GM bacteria fuel hopes for sustainable bio-diesel

October 9, 2006

Brussels, 06 Oct 2006

According to the latest climate models, global warming is occurring faster than previously thought, making the EU's bid to switch to renewable energy sources all the more pressing. German scientists have uncovered a novel way of using genetically modified bacteria to produce bio-diesel which could make bio-fuels a more feasible alternative in the future.

German researchers at the University of Münster have used genetically modified bacteria to produce a form of bio-diesel, known as 'micro-diesel', from plant matter. The scientists developed a fuel-refining strain of the common bacteria Escherichia coli by modifying it with genes taken from two other bacteria species. "Bio-diesel is a good alternative energy source and a substitute for petroleum-based diesel fuel," Alexander Steinbüchel, whose team created the new form of the fuel, was quoted as saying. "But the current method of production is still costly."

In theory, bio-fuels are a sustainable alternative to fossil-based fuels. They can help offset greenhouse gas emissions because they are made from organisms – i.e. plants – that naturally remove CO2 from the atmosphere. However, current techniques are not only expensive but carry other drawbacks and costs. The machinery used to harvest the plants used to produce the bio-fuel also consumes energy and current processes usually require a toxic chemical catalyst.

Land is another issue. Acreage set aside to grow crops for bio-fuels cannot be used to grow food for the ever-burgeoning population of the world. The new GM bacteria does not require a chemical catalyst and holds out the promise of, one day, being able to produce bio-diesel from plant waste, reducing the amount of land needed specifically to grow crops for fuel.

Biomass critical mass

At the end of last year, the European Commission released its ambitious Biomass Action Plan which seeks to promote efforts to develop and use renewable bio-energy technologies. Under the slogan 'doing more with less', this spring the Commission published its Green Paper on energy efficiency which outlines a two-pronged approach to reducing energy consumption in Europe. It seeks to enhance energy efficiency and develop technologies based on renewable fuels, particularly bio-fuels.
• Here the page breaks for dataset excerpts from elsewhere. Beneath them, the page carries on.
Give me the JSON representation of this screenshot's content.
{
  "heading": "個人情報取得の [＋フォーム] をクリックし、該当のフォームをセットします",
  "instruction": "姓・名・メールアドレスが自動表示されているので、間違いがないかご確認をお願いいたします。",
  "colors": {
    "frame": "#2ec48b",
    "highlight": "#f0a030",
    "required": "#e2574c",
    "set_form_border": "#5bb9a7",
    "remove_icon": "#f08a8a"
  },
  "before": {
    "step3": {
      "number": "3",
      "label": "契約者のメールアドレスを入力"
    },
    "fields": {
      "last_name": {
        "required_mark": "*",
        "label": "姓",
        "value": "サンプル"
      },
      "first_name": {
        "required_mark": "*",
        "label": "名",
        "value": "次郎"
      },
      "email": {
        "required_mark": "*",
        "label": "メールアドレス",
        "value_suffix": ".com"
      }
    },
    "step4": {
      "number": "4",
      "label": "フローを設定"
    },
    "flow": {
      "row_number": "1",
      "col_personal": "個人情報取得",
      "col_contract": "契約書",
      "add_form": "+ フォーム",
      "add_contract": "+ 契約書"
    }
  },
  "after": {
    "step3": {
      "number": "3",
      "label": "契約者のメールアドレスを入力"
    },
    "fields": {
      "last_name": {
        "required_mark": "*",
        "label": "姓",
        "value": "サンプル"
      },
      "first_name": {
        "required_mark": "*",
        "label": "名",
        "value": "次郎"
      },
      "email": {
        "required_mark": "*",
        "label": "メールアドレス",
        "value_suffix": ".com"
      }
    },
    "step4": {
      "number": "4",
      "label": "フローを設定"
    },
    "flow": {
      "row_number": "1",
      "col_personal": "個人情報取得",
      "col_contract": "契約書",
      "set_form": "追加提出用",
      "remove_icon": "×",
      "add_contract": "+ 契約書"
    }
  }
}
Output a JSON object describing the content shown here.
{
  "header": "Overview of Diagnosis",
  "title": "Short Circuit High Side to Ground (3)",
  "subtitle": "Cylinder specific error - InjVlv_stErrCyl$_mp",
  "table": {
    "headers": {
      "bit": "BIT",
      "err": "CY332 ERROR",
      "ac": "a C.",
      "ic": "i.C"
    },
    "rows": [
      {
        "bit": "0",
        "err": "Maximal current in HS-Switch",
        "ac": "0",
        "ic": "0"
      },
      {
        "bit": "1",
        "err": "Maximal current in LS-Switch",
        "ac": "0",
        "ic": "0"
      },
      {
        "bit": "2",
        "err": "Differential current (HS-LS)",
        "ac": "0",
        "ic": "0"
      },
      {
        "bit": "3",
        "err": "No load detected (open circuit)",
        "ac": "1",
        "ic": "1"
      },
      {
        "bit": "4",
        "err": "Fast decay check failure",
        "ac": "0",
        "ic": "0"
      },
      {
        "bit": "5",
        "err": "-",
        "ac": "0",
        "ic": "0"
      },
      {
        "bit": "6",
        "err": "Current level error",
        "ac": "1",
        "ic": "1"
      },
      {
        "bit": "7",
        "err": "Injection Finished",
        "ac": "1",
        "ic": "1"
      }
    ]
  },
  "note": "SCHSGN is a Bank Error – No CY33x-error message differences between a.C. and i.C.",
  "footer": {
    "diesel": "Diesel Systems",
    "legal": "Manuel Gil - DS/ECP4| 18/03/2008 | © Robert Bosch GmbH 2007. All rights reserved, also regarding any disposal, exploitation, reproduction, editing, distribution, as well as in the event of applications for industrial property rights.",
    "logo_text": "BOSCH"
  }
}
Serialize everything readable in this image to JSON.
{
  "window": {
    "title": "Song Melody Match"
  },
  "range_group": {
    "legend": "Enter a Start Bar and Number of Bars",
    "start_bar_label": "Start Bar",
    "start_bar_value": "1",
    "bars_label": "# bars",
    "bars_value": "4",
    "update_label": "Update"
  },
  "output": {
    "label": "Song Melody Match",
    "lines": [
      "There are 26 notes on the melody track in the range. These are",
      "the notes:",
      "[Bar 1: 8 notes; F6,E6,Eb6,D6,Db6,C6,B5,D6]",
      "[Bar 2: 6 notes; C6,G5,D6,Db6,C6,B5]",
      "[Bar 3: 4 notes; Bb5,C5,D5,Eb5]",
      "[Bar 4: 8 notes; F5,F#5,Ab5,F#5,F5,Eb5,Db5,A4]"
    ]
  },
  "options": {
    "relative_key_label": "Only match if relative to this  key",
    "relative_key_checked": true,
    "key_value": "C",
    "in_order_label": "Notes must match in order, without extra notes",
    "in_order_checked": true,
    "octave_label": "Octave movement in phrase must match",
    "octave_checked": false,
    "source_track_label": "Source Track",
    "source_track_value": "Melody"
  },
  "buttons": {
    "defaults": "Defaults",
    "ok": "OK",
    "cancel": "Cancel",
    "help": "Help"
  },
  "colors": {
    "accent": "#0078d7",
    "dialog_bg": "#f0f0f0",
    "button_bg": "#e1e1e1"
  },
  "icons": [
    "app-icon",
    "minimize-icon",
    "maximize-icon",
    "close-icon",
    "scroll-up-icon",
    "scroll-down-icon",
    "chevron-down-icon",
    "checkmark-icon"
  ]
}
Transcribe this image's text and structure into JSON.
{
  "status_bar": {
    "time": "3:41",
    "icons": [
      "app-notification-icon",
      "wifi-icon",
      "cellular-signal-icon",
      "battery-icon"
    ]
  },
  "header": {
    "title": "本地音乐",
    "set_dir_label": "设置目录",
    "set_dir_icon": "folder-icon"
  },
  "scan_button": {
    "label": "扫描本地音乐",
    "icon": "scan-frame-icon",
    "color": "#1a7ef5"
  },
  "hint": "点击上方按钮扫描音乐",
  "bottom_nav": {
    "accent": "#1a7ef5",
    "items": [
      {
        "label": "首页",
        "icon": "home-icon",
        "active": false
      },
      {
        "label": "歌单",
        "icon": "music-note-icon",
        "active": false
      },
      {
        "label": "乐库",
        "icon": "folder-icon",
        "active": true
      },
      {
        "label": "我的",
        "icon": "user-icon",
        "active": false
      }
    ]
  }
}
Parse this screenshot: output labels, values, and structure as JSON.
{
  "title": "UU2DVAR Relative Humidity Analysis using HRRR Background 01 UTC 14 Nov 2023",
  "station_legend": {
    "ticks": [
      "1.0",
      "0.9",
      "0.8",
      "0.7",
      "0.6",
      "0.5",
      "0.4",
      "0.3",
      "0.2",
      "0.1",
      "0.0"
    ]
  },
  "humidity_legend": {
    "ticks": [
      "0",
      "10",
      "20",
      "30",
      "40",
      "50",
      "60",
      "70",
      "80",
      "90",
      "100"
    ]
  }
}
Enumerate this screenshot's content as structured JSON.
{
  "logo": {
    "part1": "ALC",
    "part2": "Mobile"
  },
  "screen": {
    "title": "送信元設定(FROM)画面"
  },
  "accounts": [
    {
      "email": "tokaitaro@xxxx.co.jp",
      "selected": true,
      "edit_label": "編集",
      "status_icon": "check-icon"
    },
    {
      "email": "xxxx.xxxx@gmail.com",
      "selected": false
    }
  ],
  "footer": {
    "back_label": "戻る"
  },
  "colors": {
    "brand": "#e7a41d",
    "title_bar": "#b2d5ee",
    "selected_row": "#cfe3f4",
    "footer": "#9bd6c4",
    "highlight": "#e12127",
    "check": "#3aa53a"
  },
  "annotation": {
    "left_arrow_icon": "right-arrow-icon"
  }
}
The Biomass Action Plan aims to knock almost a tenth off the Union's oil imports, reduce greenhouse gas emissions by more than 200 million tonnes of CO2-equivalent and create more than a quarter of a million jobs. It will do so by doubling the use of biomass (such as agricultural crops and organic waste) in the Union's energy mix by 2010. But, as the German researchers clearly show, exploiting more biomass requires continued investment in top-quality R&D. Several EU-backed technology platforms, such as Plants for the Future, have formulated plans for boosting bio-energy research.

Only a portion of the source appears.